Predicting Psychological Traits from Digital Footprints

Michal Kosinski, Predicting Psychological Traits from Digital Footprints. A growing proportion of human activities such as social interactions, entertainment, and gathering information, are now mediated by online social networks. Such activities can be easily recorded, offering an unprecedented opportunity to study and assess psychological traits using actual – rather than self-reported – behavior. Our research shows that digital records of behavior, such as Tweets or Facebook Likes can be used to accurately measure a wide range of psychological traits. Such Big Data assessment has a number of advantages: it does not require participants’ active involvement; it can be easily and inexpensively
applied to large populations; and it is relatively immune to cheating or misrepresentation. Essentially, if the ethical and methodological challenges could be overcome, Big Data has the potential to revolutionize psychological assessment, marketing, recruitment, insurance and many other industries.
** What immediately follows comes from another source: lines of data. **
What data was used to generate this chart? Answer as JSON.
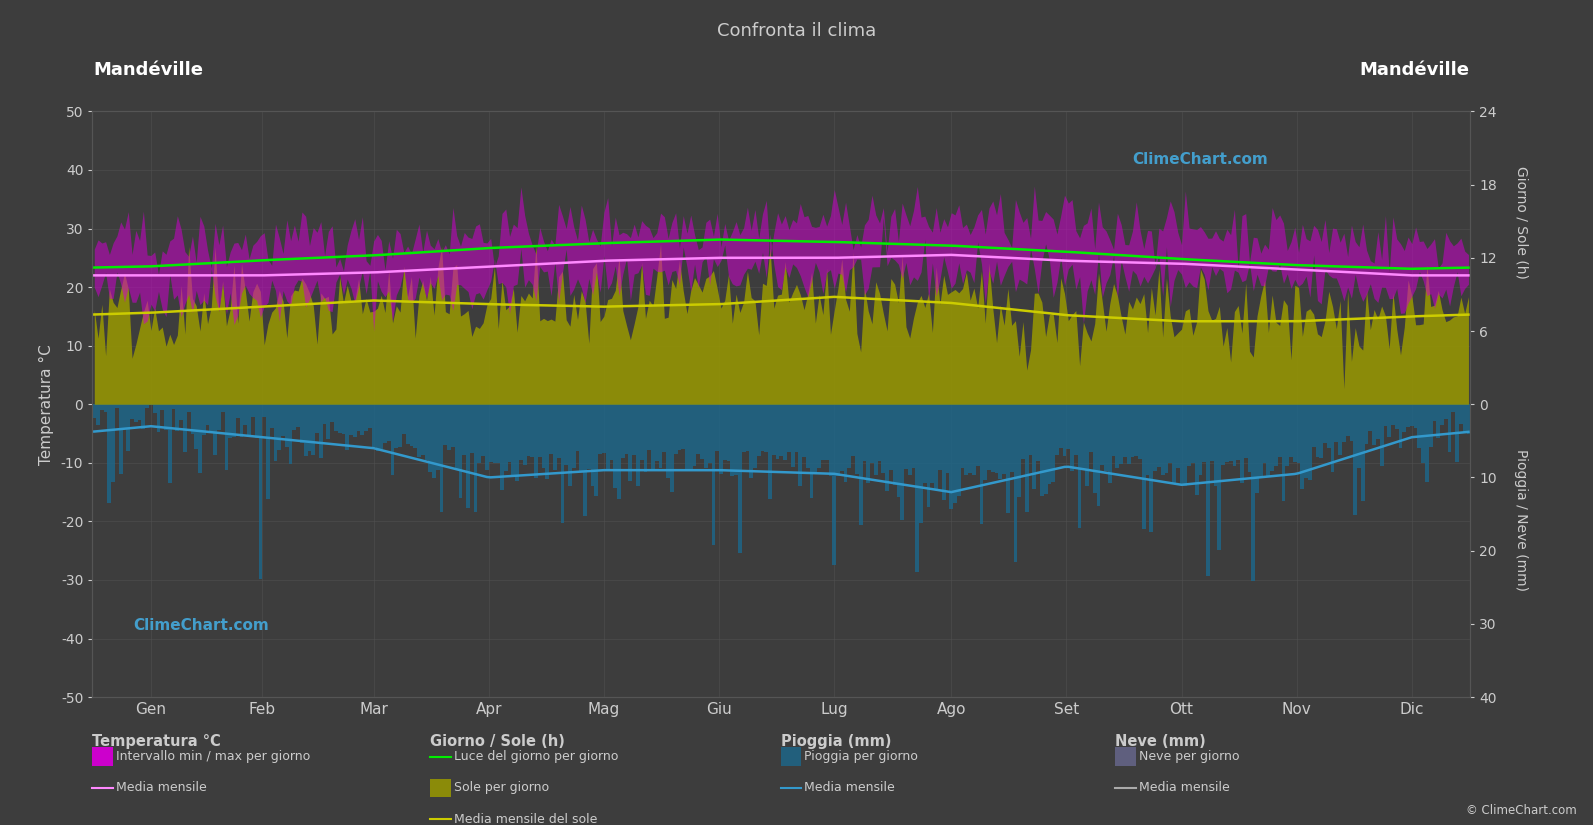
{
  "title": "Confronta il clima",
  "location": "Mandéville",
  "bg_color": "#3d3d3d",
  "plot_bg_color": "#3d3d3d",
  "grid_color": "#555555",
  "text_color": "#cccccc",
  "xlabel_months": [
    "Gen",
    "Feb",
    "Mar",
    "Apr",
    "Mag",
    "Giu",
    "Lug",
    "Ago",
    "Set",
    "Ott",
    "Nov",
    "Dic"
  ],
  "ylim_left": [
    -50,
    50
  ],
  "temp_min_monthly": [
    18.5,
    18.5,
    19.0,
    20.0,
    21.5,
    22.5,
    22.0,
    22.5,
    22.0,
    21.5,
    20.5,
    19.0
  ],
  "temp_max_monthly": [
    27.5,
    27.5,
    28.0,
    29.0,
    30.5,
    31.0,
    31.5,
    31.5,
    31.0,
    30.0,
    29.0,
    27.5
  ],
  "temp_mean_monthly": [
    22.0,
    22.0,
    22.5,
    23.5,
    24.5,
    25.0,
    25.0,
    25.5,
    24.5,
    24.0,
    23.0,
    22.0
  ],
  "daylight_monthly": [
    11.3,
    11.8,
    12.2,
    12.8,
    13.2,
    13.5,
    13.3,
    13.0,
    12.5,
    11.9,
    11.4,
    11.1
  ],
  "sunshine_hours_monthly": [
    7.5,
    8.0,
    8.5,
    8.2,
    8.0,
    8.2,
    8.8,
    8.3,
    7.3,
    6.8,
    6.8,
    7.2
  ],
  "rain_mean_mm_monthly": [
    3.0,
    4.5,
    6.0,
    10.0,
    9.0,
    9.0,
    9.5,
    12.0,
    8.5,
    11.0,
    9.5,
    4.5
  ],
  "rain_daily_noise": 3.0,
  "sunshine_daily_noise": 2.0,
  "temp_noise_min": 2.5,
  "temp_noise_max": 2.5,
  "colors": {
    "temp_band": "#cc00cc",
    "temp_band_alpha": 0.55,
    "temp_mean": "#ff88ff",
    "daylight_line": "#00ee00",
    "sunshine_fill": "#999900",
    "sunshine_fill_alpha": 0.85,
    "sunshine_mean": "#cccc00",
    "rain_fill": "#1e6688",
    "rain_fill_alpha": 0.85,
    "rain_mean": "#3399cc",
    "snow_fill": "#7777aa",
    "snow_fill_alpha": 0.6
  },
  "right_axis_sun_ticks": [
    0,
    6,
    12,
    18,
    24
  ],
  "right_axis_rain_ticks": [
    0,
    10,
    20,
    30,
    40
  ],
  "left_yticks": [
    -50,
    -40,
    -30,
    -20,
    -10,
    0,
    10,
    20,
    30,
    40,
    50
  ],
  "days_per_month": [
    31,
    28,
    31,
    30,
    31,
    30,
    31,
    31,
    30,
    31,
    30,
    31
  ]
}
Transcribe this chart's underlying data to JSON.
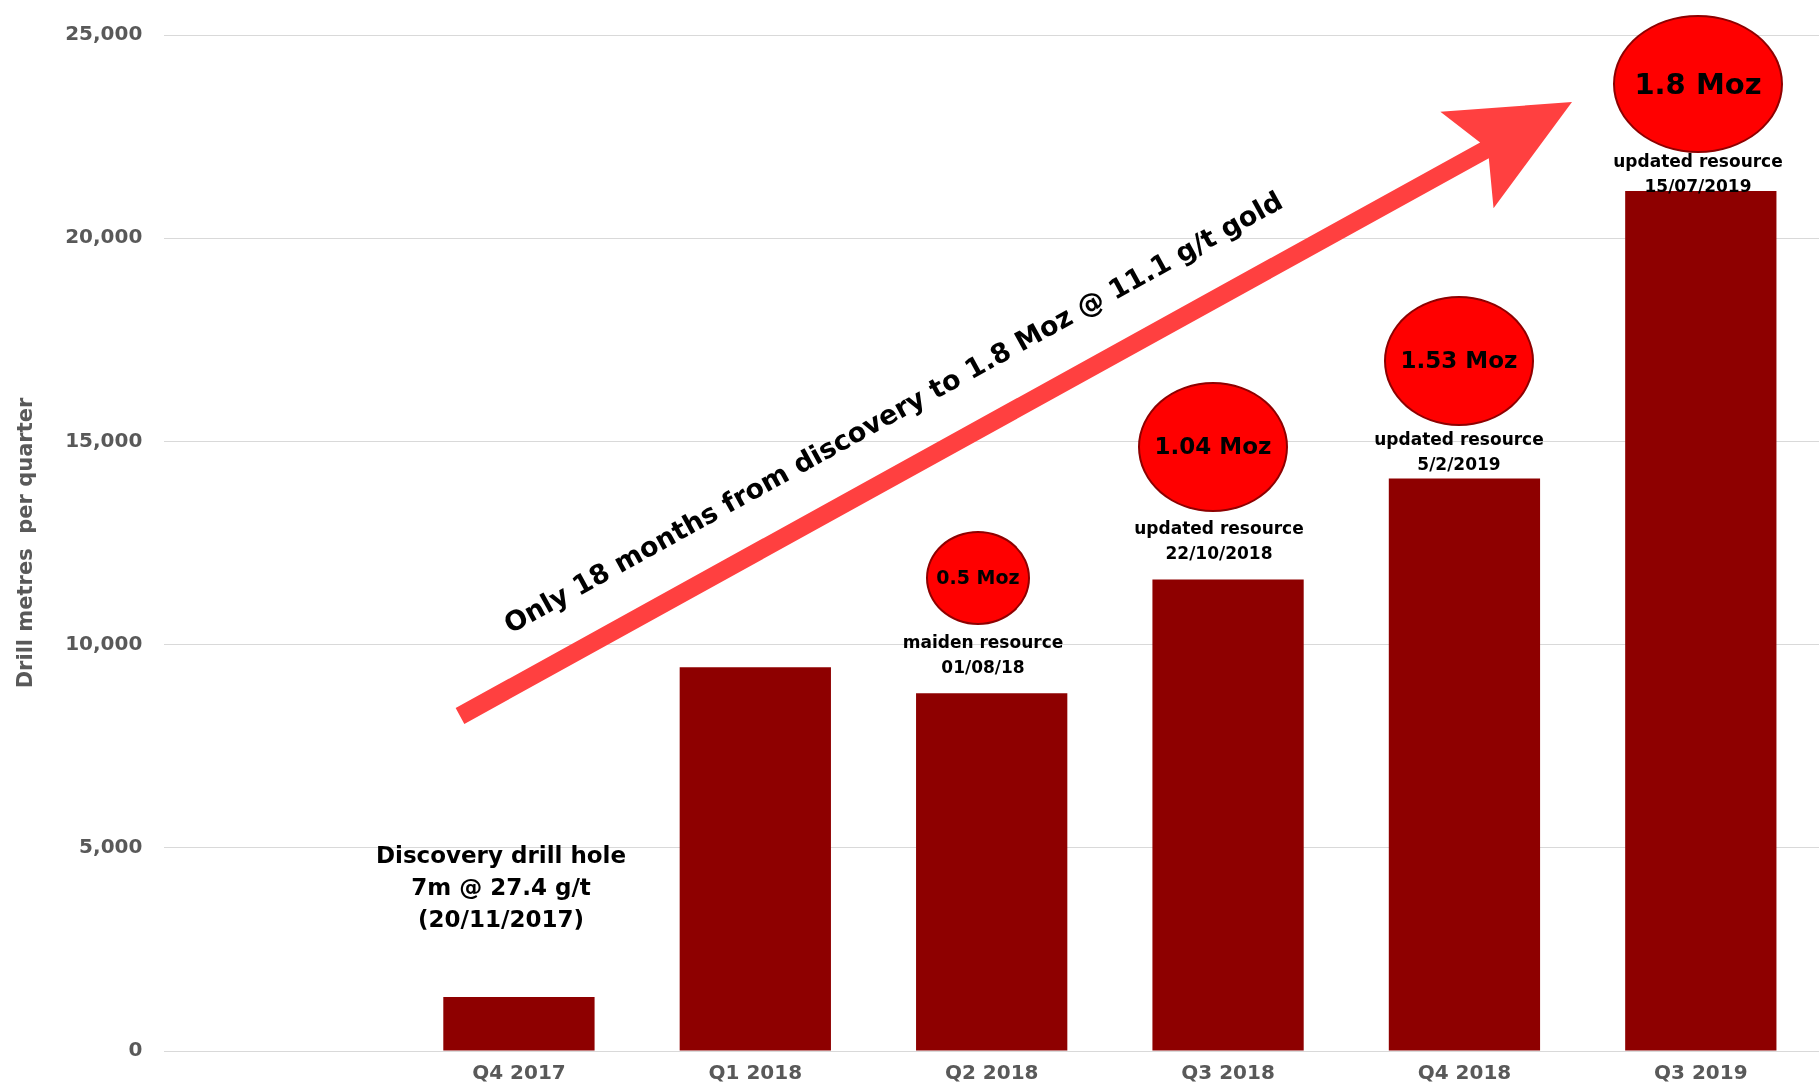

Michal Kosinski is the Assistant Professor in Organizational Behavior at the Graduate School of Business, Stanford University. After receiving his PhD in Psychology from the University of Cambridge (UK) in 2014, Kosinski spent a year as a Postdoctoral Scholar at the Computer Science Department at Stanford University. Kosinski’s research had a significant impact on both academia and the industry. His findings featured in The Economist, inspired two TED talks, and prompted a discussion in the EU Parliament. In 2013, Kosinski was listed among the 50 most influential people in Big Data by DataIQ and IBM, while three of his papers were placed among Altmetrics’ “Top 100 Papers That Most Caught the Public Imagination”.